"The falling used supply will raise used-vehicle luxury prices again this year, but overall appreciation will be mild by recent standards," said Banks, in the NADA Used Car Guide's latest report, 2012 Special Analysis: Luxury Brand Trends and Used Price Forecast. Prices for luxury brand used vehicles increased by a significant 9 percent during 2011.
NADA's projections for luxury brands in 2012 culminate in prices on used Acuras going up 4.8 percent, Audi rising by 3.3 percent, BMW bucking the trend by declining .2 percent, Cadillac costing another 0.5 percent, Infiniti demanding an extra 1.5 percent, Lexus 1.6 percent, Lincoln up 2.6 percentr , Mercedes-Benz (appreciating 0.7 percent while Volvo also drops a surprising 3.1 percent.
Consequently, if you're lucky enough to find a 2011 Lexus CT200 on the market (as pictured at right), you're going to have to pay a little more than you'd hoped
The decline results from the 2007-2009 economic recession when fewer vehicles were purchased or leased, creating a drastic drop in trade-ins and leased vehicles returning to the market.

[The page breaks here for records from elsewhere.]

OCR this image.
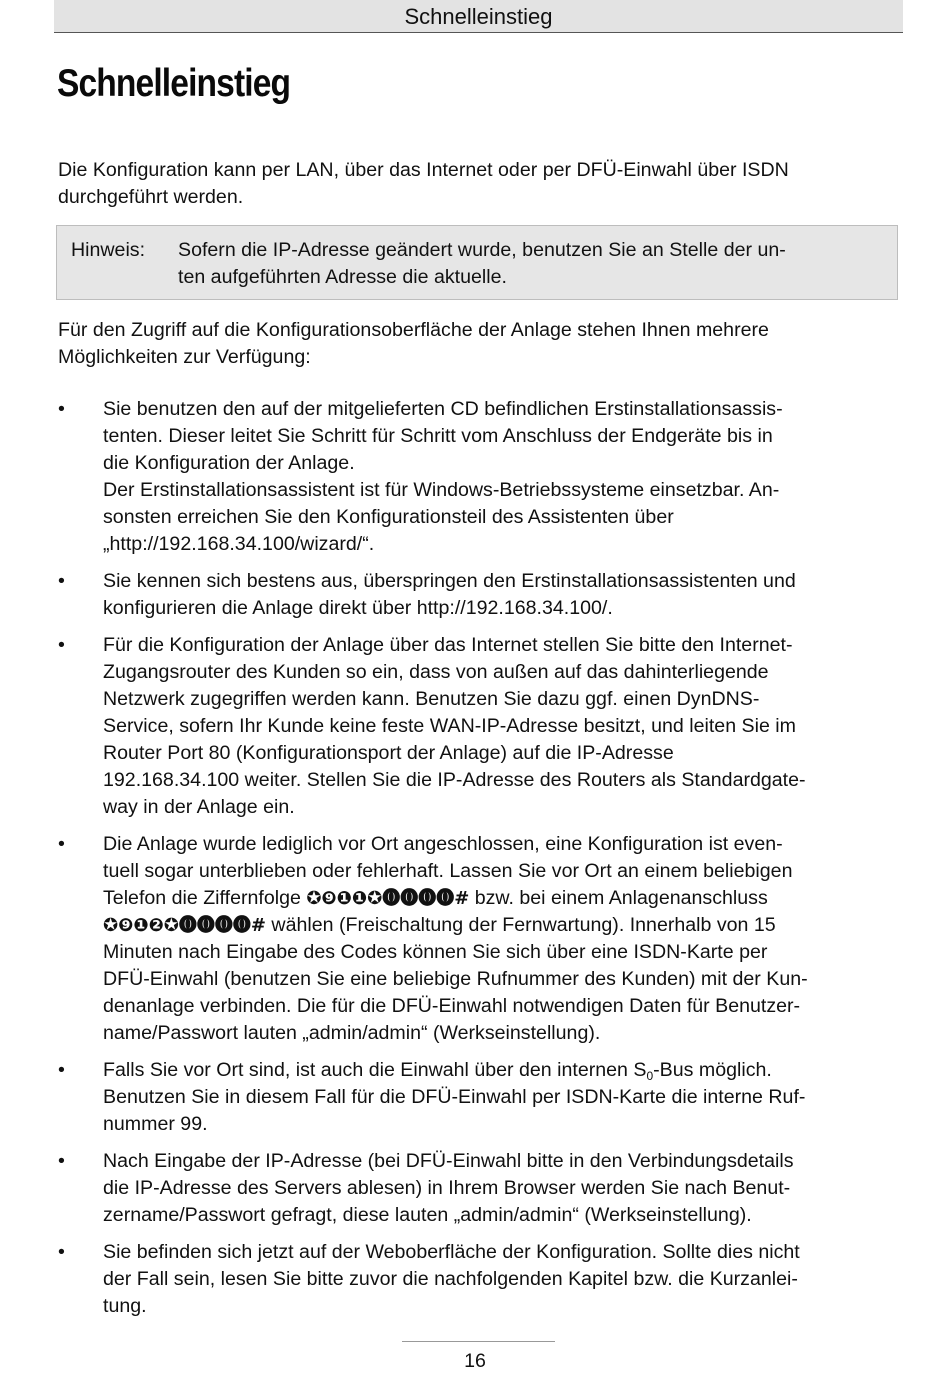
Schnelleinstieg
Schnelleinstieg

Die Konfiguration kann per LAN, über das Internet oder per DFÜ-Einwahl über ISDN
durchgeführt werden.

Hinweis: Sofern die IP-Adresse geändert wurde, benutzen Sie an Stelle der un-
ten aufgeführten Adresse die aktuelle.

Für den Zugriff auf die Konfigurationsoberfläche der Anlage stehen Ihnen mehrere
Möglichkeiten zur Verfügung:

• Sie benutzen den auf der mitgelieferten CD befindlichen Erstinstallationsassis-
tenten. Dieser leitet Sie Schritt für Schritt vom Anschluss der Endgeräte bis in
die Konfiguration der Anlage.
Der Erstinstallationsassistent ist für Windows-Betriebssysteme einsetzbar. An-
sonsten erreichen Sie den Konfigurationsteil des Assistenten über
„http://192.168.34.100/wizard/“.
• Sie kennen sich bestens aus, überspringen den Erstinstallationsassistenten und
konfigurieren die Anlage direkt über http://192.168.34.100/.
• Für die Konfiguration der Anlage über das Internet stellen Sie bitte den Internet-
Zugangsrouter des Kunden so ein, dass von außen auf das dahinterliegende
Netzwerk zugegriffen werden kann. Benutzen Sie dazu ggf. einen DynDNS-
Service, sofern Ihr Kunde keine feste WAN-IP-Adresse besitzt, und leiten Sie im
Router Port 80 (Konfigurationsport der Anlage) auf die IP-Adresse
192.168.34.100 weiter. Stellen Sie die IP-Adresse des Routers als Standardgate-
way in der Anlage ein.
• Die Anlage wurde lediglich vor Ort angeschlossen, eine Konfiguration ist even-
tuell sogar unterblieben oder fehlerhaft. Lassen Sie vor Ort an einem beliebigen
Telefon die Ziffernfolge ✪❾❶❶✪⓿⓿⓿⓿# bzw. bei einem Anlagenanschluss
✪❾❶❷✪⓿⓿⓿⓿# wählen (Freischaltung der Fernwartung). Innerhalb von 15
Minuten nach Eingabe des Codes können Sie sich über eine ISDN-Karte per
DFÜ-Einwahl (benutzen Sie eine beliebige Rufnummer des Kunden) mit der Kun-
denanlage verbinden. Die für die DFÜ-Einwahl notwendigen Daten für Benutzer-
name/Passwort lauten „admin/admin“ (Werkseinstellung).
• Falls Sie vor Ort sind, ist auch die Einwahl über den internen $S_0$-Bus möglich.
Benutzen Sie in diesem Fall für die DFÜ-Einwahl per ISDN-Karte die interne Ruf-
nummer 99.
• Nach Eingabe der IP-Adresse (bei DFÜ-Einwahl bitte in den Verbindungsdetails
die IP-Adresse des Servers ablesen) in Ihrem Browser werden Sie nach Benut-
zername/Passwort gefragt, diese lauten „admin/admin“ (Werkseinstellung).
• Sie befinden sich jetzt auf der Weboberfläche der Konfiguration. Sollte dies nicht
der Fall sein, lesen Sie bitte zuvor die nachfolgenden Kapitel bzw. die Kurzanlei-
tung.
16
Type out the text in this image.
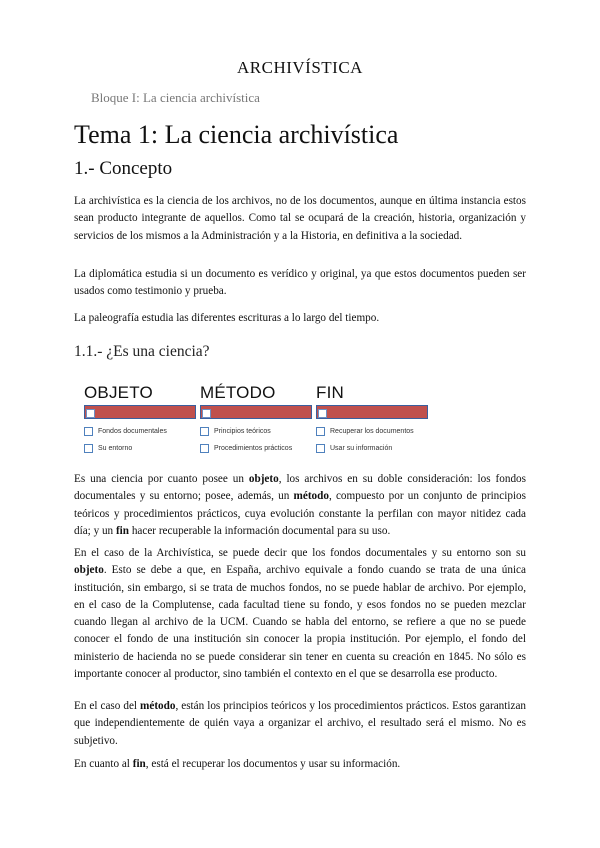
ARCHIVÍSTICA
Bloque I: La ciencia archivística
Tema 1: La ciencia archivística
1.- Concepto

La archivística es la ciencia de los archivos, no de los documentos, aunque en última instancia estos sean producto integrante de aquellos. Como tal se ocupará de la creación, historia, organización y servicios de los mismos a la Administración y a la Historia, en definitiva a la sociedad.

La diplomática estudia si un documento es verídico y original, ya que estos documentos pueden ser usados como testimonio y prueba.

La paleografía estudia las diferentes escrituras a lo largo del tiempo.

1.1.- ¿Es una ciencia?
OBJETO
Fondos documentales
Su entorno
MÉTODO
Principios teóricos
Procedimientos prácticos
FIN
Recuperar los documentos
Usar su información

Es una ciencia por cuanto posee un objeto, los archivos en su doble consideración: los fondos documentales y su entorno; posee, además, un método, compuesto por un conjunto de principios teóricos y procedimientos prácticos, cuya evolución constante la perfilan con mayor nitidez cada día; y un fin hacer recuperable la información documental para su uso.

En el caso de la Archivística, se puede decir que los fondos documentales y su entorno son su objeto. Esto se debe a que, en España, archivo equivale a fondo cuando se trata de una única institución, sin embargo, si se trata de muchos fondos, no se puede hablar de archivo. Por ejemplo, en el caso de la Complutense, cada facultad tiene su fondo, y esos fondos no se pueden mezclar cuando llegan al archivo de la UCM. Cuando se habla del entorno, se refiere a que no se puede conocer el fondo de una institución sin conocer la propia institución. Por ejemplo, el fondo del ministerio de hacienda no se puede considerar sin tener en cuenta su creación en 1845. No sólo es importante conocer al productor, sino también el contexto en el que se desarrolla ese producto.

En el caso del método, están los principios teóricos y los procedimientos prácticos. Estos garantizan que independientemente de quién vaya a organizar el archivo, el resultado será el mismo. No es subjetivo.

En cuanto al fin, está el recuperar los documentos y usar su información.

During 2011, mainstream and luxury brand sales grew by 11 and 4 percent respectively, compared to 2010.
In the luxury sector alone from 2009 to 2011, prices for vehicles up to 5-years-old went up by about 22%, with appreciation across brands ranging from a low of 14.7% for Volvo to a high of 29% for Mercedes-Benz, according to the NADA Used Car Guide. Prices for luxury used vehicles are still at historic high levels.
"Used-vehicle prices have risen over the past couple of years because of economic conditions that lowered supply and increased demand," Banks added.
NADA expects another year or more3 of losses before used luxury vehicles begin to increase in value again. Although an upturn supply is still a ways off, the supply of returned lease vehicles could improve in the short term, according to Banks.
NADA estimates the 36-month supply of returning vehicle leases are already on the upswing, and the supply for these vehicles will grow by 9 percent of more during the second half of the year.
"This means that for the first time in years, the downside of price risk is on the horizon of 2013 and even farther out into 2014," Banks said.